ESSA is only a little more than a year old at this point, but it has already begun to change the dialogue between the federal, state and local agencies from punishment to support. This bipartisan reauthorization of ESEA must be given a chance to work. There are many signs of progress such as: 1) more collaboration between the early childhood, K-12 and higher education sectors to align expectations and to build bridges for children and youth; 2) greater emphasis on treating parents as partners in educating their children; 3) use of experiential, project based learning and career pathways; and 4) a number of states have developed common standards (e.g. Common Core) and testing methodologies (e.g., Smarter Balanced Assessment) that are based on best practices.
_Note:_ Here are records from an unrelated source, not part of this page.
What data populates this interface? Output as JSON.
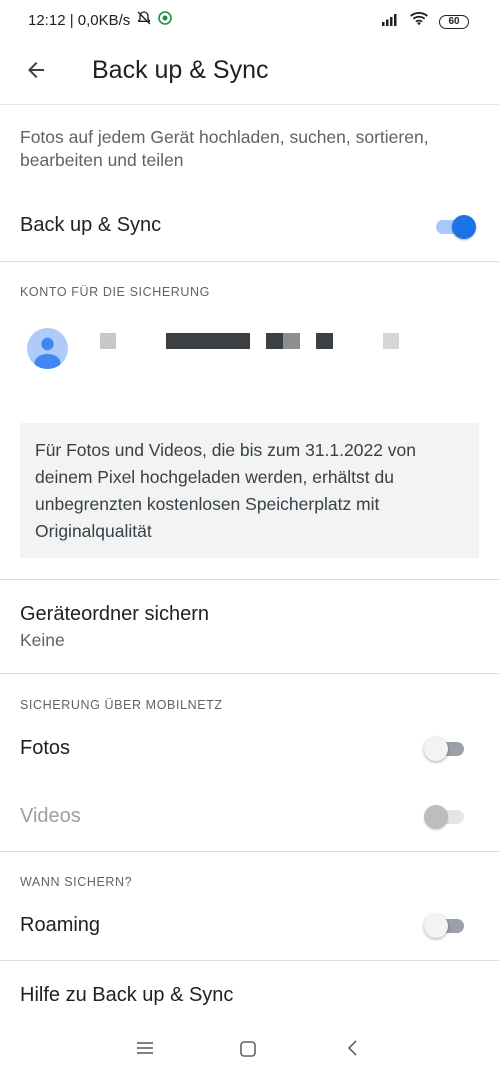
{
  "status_bar": {
    "time_speed": "12:12 | 0,0KB/s",
    "battery": "60"
  },
  "header": {
    "title": "Back up & Sync"
  },
  "description": "Fotos auf jedem Gerät hochladen, suchen, sortieren, bearbeiten und teilen",
  "backup_sync": {
    "label": "Back up & Sync",
    "enabled": true
  },
  "account": {
    "header": "KONTO FÜR DIE SICHERUNG"
  },
  "info_box": {
    "text": "Für Fotos und Videos, die bis zum 31.1.2022 von deinem Pixel hochgeladen werden, erhältst du unbegrenzten kostenlosen Speicherplatz mit Originalqualität"
  },
  "device_folders": {
    "title": "Geräteordner sichern",
    "value": "Keine"
  },
  "mobile_data": {
    "header": "SICHERUNG ÜBER MOBILNETZ",
    "photos_label": "Fotos",
    "photos_enabled": false,
    "videos_label": "Videos",
    "videos_enabled": false
  },
  "when_backup": {
    "header": "WANN SICHERN?",
    "roaming_label": "Roaming",
    "roaming_enabled": false
  },
  "help": {
    "label": "Hilfe zu Back up & Sync"
  },
  "colors": {
    "accent": "#1a73e8",
    "divider": "#dadce0",
    "info_bg": "#f1f3f4"
  }
}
ESSA also has a strong focus on equity – understanding that, in a society with enormous disparities of income, stability, discrimination, exposure to adverse childhood events, and widely divergent school quality, students must be provided “what they need” in order to be successful. Equity goes beyond equality.

It seems clear that we are in uncharted waters, and many of us have a great deal of anxiety about what comes next. But there is no reason to despair. No matter who you are, you can get involved in supporting our children who are our future. Stay informed. Go to school board meetings, participate in the Local Control Funding Formula planning process, visit your children’s schools, volunteer, vote for better funding for schools, and most of all expect excellence of your children and their teachers. At the end of the day it will be district, city, county and state leadership that makes things happen for our children. Let’s get active and make a difference.